Mentiras
Tengo que confesar que nunca fui muy fanático de las películas de Disney y tal vez sea por eso que sus enseñanzas del tipo "si mentís te va a crecer la naríz, como a Pinocho" nunca llegaron a formar parte de mi maduración.
Pero no estás leyendo esto para enterar de qué hacía cuando era chico, sino para…bueno, vos sabrás por qué estás leyendo este blog. El punto es que empecé a reflexionar sobre la mentira en sí, es decir, las razones que hacen que nosotros, todos nosotros, digamos mentiras casi todos los días de nuestra vida.
No se trata de una crítica ni nada por el estilo, estoy partiendo de la base de que todos mentimos (algunos más, otros menos y otros demasiado) y no estoy realizando ningún juicio de valor ni moral.
Les decía que me puse a pensar en qué nos motiva a mentir, cuál es el origen verdadero de la pulsión a mentir. Claramente lo que sigue es una opinión personal y nada más, pero tal vez los haga pensar como a mi: la verdadera razón de porqué mentimos es evadir la realidad. Nos resulta intolerante que las cosas sean de cierta forma, y al no poder lidiar con ellas, con lo que realmente son, decidimos mentir.
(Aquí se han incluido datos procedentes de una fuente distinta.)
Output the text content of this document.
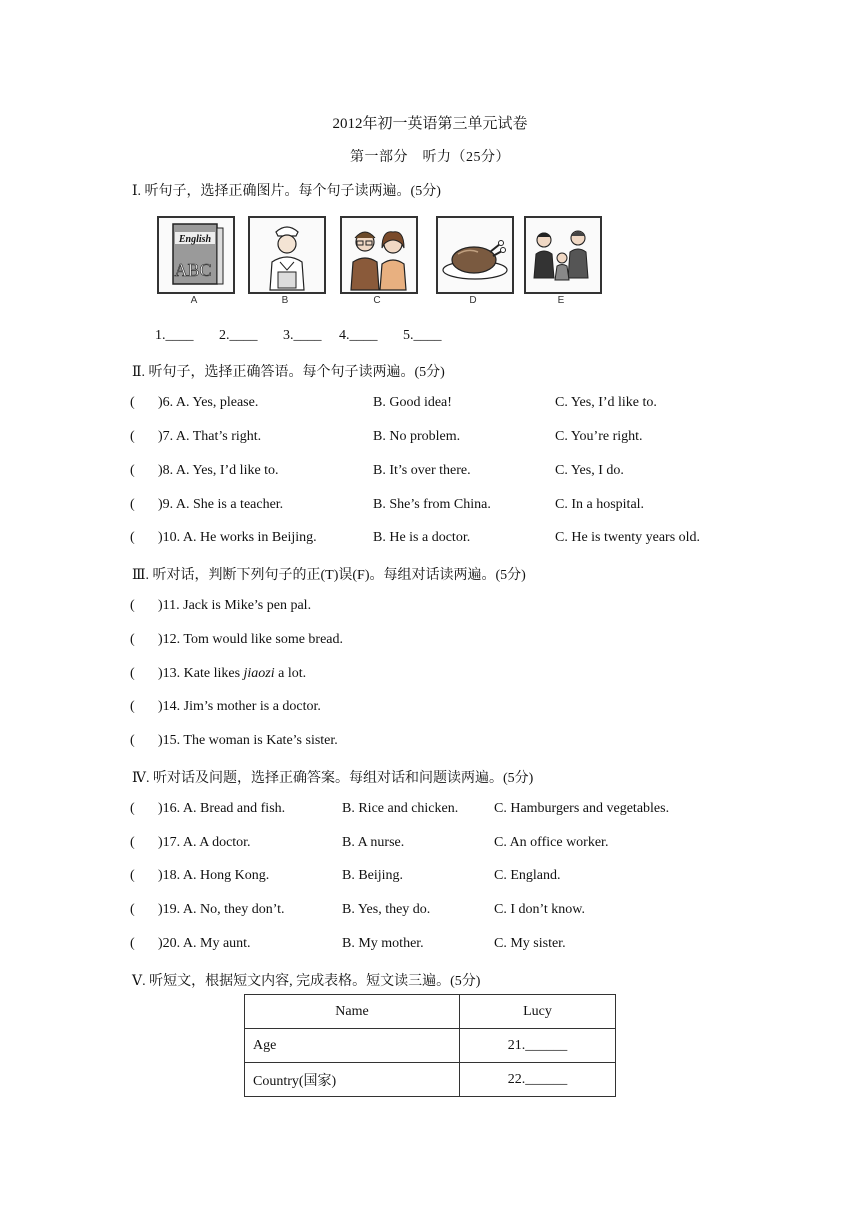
2012年初一英语第三单元试卷
第一部分　听力（25分）
Ⅰ. 听句子，选择正确图片。每个句子读两遍。(5分)
English
ABC
A	B	C	D	E
1.____ 2.____ 3.____ 4.____ 5.____
Ⅱ. 听句子，选择正确答语。每个句子读两遍。(5分)
( )6. A. Yes, please.	B. Good idea!	C. Yes, I’d like to.
( )7. A. That’s right.	B. No problem.	C. You’re right.
( )8. A. Yes, I’d like to.	B. It’s over there.	C. Yes, I do.
( )9. A. She is a teacher.	B. She’s from China.	C. In a hospital.
( )10. A. He works in Beijing.	B. He is a doctor.	C. He is twenty years old.
Ⅲ. 听对话，判断下列句子的正(T)误(F)。每组对话读两遍。(5分)
( )11. Jack is Mike’s pen pal.
( )12. Tom would like some bread.
( )13. Kate likes jiaozi a lot.
( )14. Jim’s mother is a doctor.
( )15. The woman is Kate’s sister.
Ⅳ. 听对话及问题，选择正确答案。每组对话和问题读两遍。(5分)
( )16. A. Bread and fish.	B. Rice and chicken.	C. Hamburgers and vegetables.
( )17. A. A doctor.	B. A nurse.	C. An office worker.
( )18. A. Hong Kong.	B. Beijing.	C. England.
( )19. A. No, they don’t.	B. Yes, they do.	C. I don’t know.
( )20. A. My aunt.	B. My mother.	C. My sister.
Ⅴ. 听短文，根据短文内容, 完成表格。短文读三遍。(5分)
Name	Lucy
Age	21.______
Country(国家)	22.______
Decimos que si a planes que no nos gustan por no quedar mal con alguien, decimos que hacemos esto o aquello así no decepcionamos a alguien que nos importa, decimos que tenemos más experiencia de la real para conseguir un trabajo, decimos, decimos, decimos…
Ahora bien, al margen de si mi hipótesis parece válida o no, me puse a reflexionar sobre los diferentes niveles de mentiras que todos decimos. Porque digamos la verdad, no es lo mismo decir "estoy llegando en 5" cuando todavía no saliste de tu casa, que decirle a tu pareja "estoy embarazada" cuando sabés muy bien que no lo estás. Y es entonces que me di cuenta de algo tan real como cierto: las peores mentiras, las que duelen y dejan marcas, las que lastiman fuerte y con las que resulta más dificil vivir no son aquellas que decimos a otras personas, no, las peores de todas son las que nos decimos a nosotros mismos.
"Cada nuevo día, trae consigo un nuevo par de mentiras, aunque las peores son las que nos decimos a nosotros mismos. Nos las decimos en la oscuridad, justo antes de irnos a dormir. Nos decimos a nosotros mismos que somos felices, o que el resto es felíz. Que podemos cambiar quienes somos, o que el otro va a cambiar por nosotros. Intentamos convencernos de que podemos vivir con nuestros pecados, o que podemos vivir con los de los demás. Sí, cada noche nos mentimos, en un desesperado intento de que a la mañana siguiente, todo se haya vuelto realidad".
Las peores mentiras son las que nos decimos a nosotros mismos porque son justamente eso, mentiras. Son un engaño, nos engañamos a nosotros mismos, realizamos un acuerdo tácito e inconsciente en el que jugamos a creer la mentira. Tarde o temprano, nos damos cuenta. Ya no podemos mirar para otro lado. Asumimos entonces la verdad, una verdad que siempre supimos que existía.
Podemos no estar de acuerdo en por qué mentimos, pero la verdadera pregunta es, una vez que no hay más mentiras, ¿qué hacemos con la verdad?.